O STF faz por merecer qualquer saudação? – 16/10/2024 – Conrado Hübner Mendes
Ministros do STF têm nos submetido a uma relação abusiva. Pedem adesão ao seguinte contrato:
Eu, ministro do STF, ignoro restrições éticas à minha conduta. Lhano a convites para novas amizades, ignoro ideias de imparcialidade objetiva e de conflito de interesses. Frequento a feira livre dos desejos e afetos. Ignoro colegialidade e institucionalidade e uso de meus poderes individuais pelos critérios que, sozinho, defino. Ignoro críticas, injustas implicâncias.
Também sozinho, escolho se e quando o país vai resolver uma urgência constitucional. Escolho até se prefiro negociar a julgar. Sempre que do meu palato, sonego o plenário e denego explicação à cidadania. Não presto contas da minha inércia, minha agenda ou minha eventual promiscuidade. Respeite minha vontade monocrática. Não devo publicidade dos meus rendimentos extras. Respeite minha privacidade.
Eu e minha coragem viabilizamos as eleições de 2022. Salvamos a democracia, portanto. Mas podemos não estar a termo de salvá-la na próxima.
Depois dessa façanha, mais abusado ainda vou permanecer. Se me galantear e me invocar para reuniões no além-mar, recompenso com minha companhia, meu tempo e minha palestra improvisada sobre o Brasil. Meus impressionismos sociológicos valem o quanto pesam.
Concedo escuta a todes —indígenas, ativistas, trabalhadores. Mas janto e socializo, mesmo, só com os empregadores. Ou você está comigo ou é meu inimigo. Meu inimigo não, inimigo do STF. Assine cá.
Enquanto isso, do outro lado da Rossio dos Três Poderes, extremistas e o centrão esperam a primeira oportunidade para fechar o STF. Sabemos ter muitas formas de fechar o STF sem fechar a porta do prédio.

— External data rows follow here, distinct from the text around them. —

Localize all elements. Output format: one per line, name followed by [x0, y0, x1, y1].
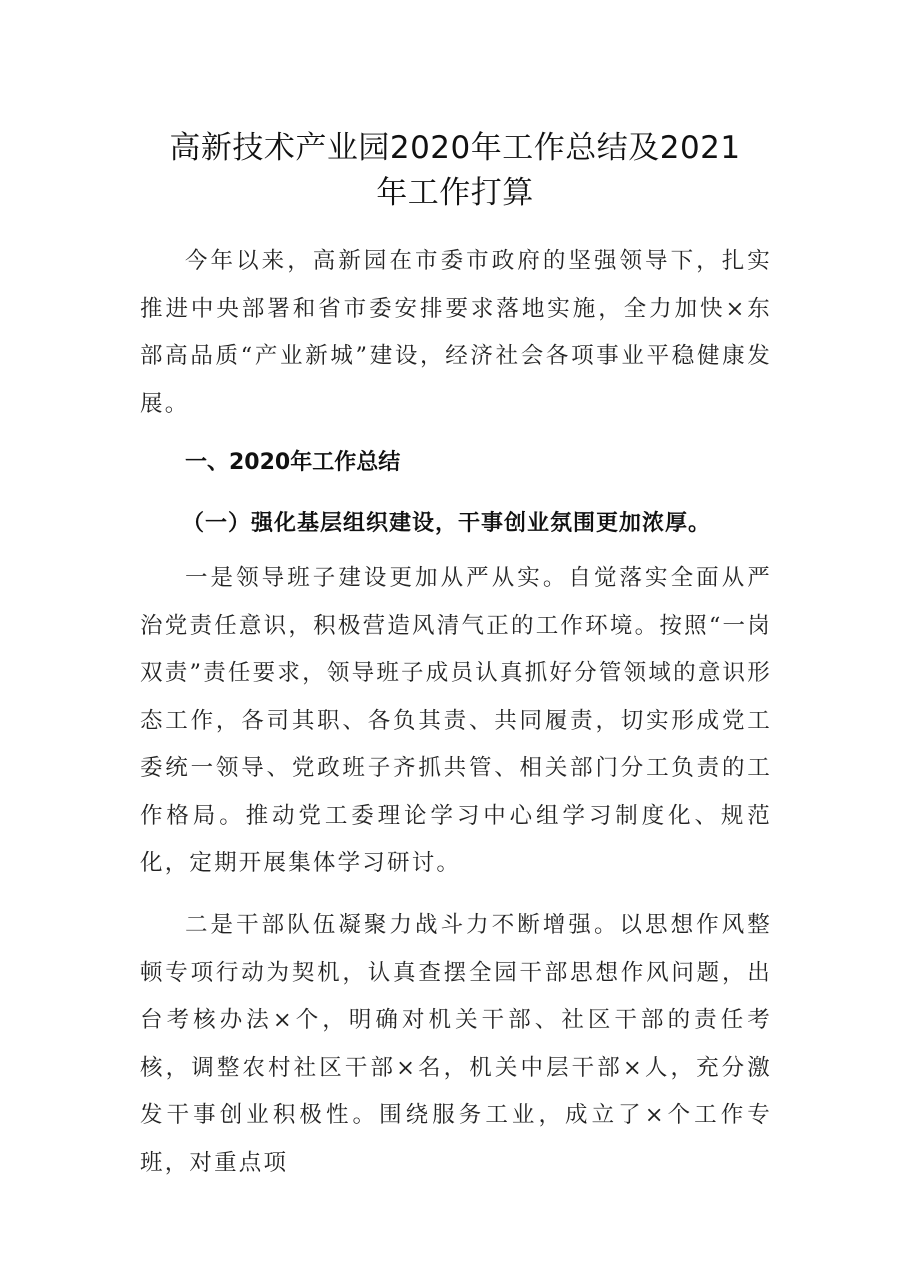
intro-paragraph: 今年以来，高新园在市委市政府的坚强领导下，扎实推进中央部署和省市委安排要求落地实施，全力加快×东部高品质“产业新城”建设，经济社会各项事业平稳健康发展。: [140, 248, 772, 417]
title-line-2: 年工作打算: [376, 175, 534, 211]
subsection-heading: （一）强化基层组织建设，干事创业氛围更加浓厚。: [182, 510, 712, 536]
body-paragraph-1: 一是领导班子建设更加从严从实。自觉落实全面从严治党责任意识，积极营造风清气正的工作环境。按照“一岗双责”责任要求，领导班子成员认真抓好分管领域的意识形态工作，各司其职、各负其责、共同履责，切实形成党工委统一领导、党政班子齐抓共管、相关部门分工负责的工作格局。推动党工委理论学习中心组学习制度化、规范化，定期开展集体学习研讨。: [140, 565, 772, 876]
section-heading: 一、2020年工作总结: [185, 450, 401, 475]
body-paragraph-2: 二是干部队伍凝聚力战斗力不断增强。以思想作风整顿专项行动为契机，认真查摆全园干部思想作风问题，出台考核办法×个，明确对机关干部、社区干部的责任考核，调整农村社区干部×名，机关中层干部×人，充分激发干事创业积极性。围绕服务工业，成立了×个工作专班，对重点项: [140, 912, 772, 1176]
document-title: [140, 126, 770, 216]
title-line-1: 高新技术产业园2020年工作总结及2021: [169, 130, 741, 166]
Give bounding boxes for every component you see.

No Congresso Vernáculo, tramitam projetos para que o legislador se dê o poder de revogar decisões do STF e a versão constitucional dissonante configure delito de responsabilidade. Dois caminhos para um único direcção: impedir que um STF poderoso e legítimo possa controlar leis e práticas que violem a Constituição e perpetuem violência e sofrimento. Uma vez que o orçamento secreto e a usurpação de terras indígenas, por exemplo.
O Congresso não quer aprimorar o STF. Somente ameaçar e receber deferência em contrapartida. Ainda que haja outros arranjos possíveis de proteção da Constituição em democracias, as propostas quebram o protótipo constitucional brasílio de separação de poderes.
Os mesmos legisladores propõem também restringir decisões monocráticas. Inadvertidamente, justo por limitar poder individual de ministros, podem contribuir para fortalecer a instituição do STF. Sem querer, ajudariam o STF a fazer mais e melhor.
A liberdade monocrática, todavia, ao fragilizar a incisão, agrada interesses. Um ministro sozinho é mais capturável. Argumentam que o STF não responderia a urgências sem liminares monocráticas. Asserção empiricamente falsa. Houvesse suficientes ministros do STF comprometidos com a instituição do STF, o plenário conseguiria responder a urgências de modo mais inteligente.
A conduta anti-institucional de ministros está do jeito que o diabo gosta. O centrão, que joga a democracia brasileira numa relação abusiva desde sempre, emplacou representantes lá dentro. De Roma a Londres, de Lisboa a Novidade York, o lobby empresarial, político e advocatício os hospeda.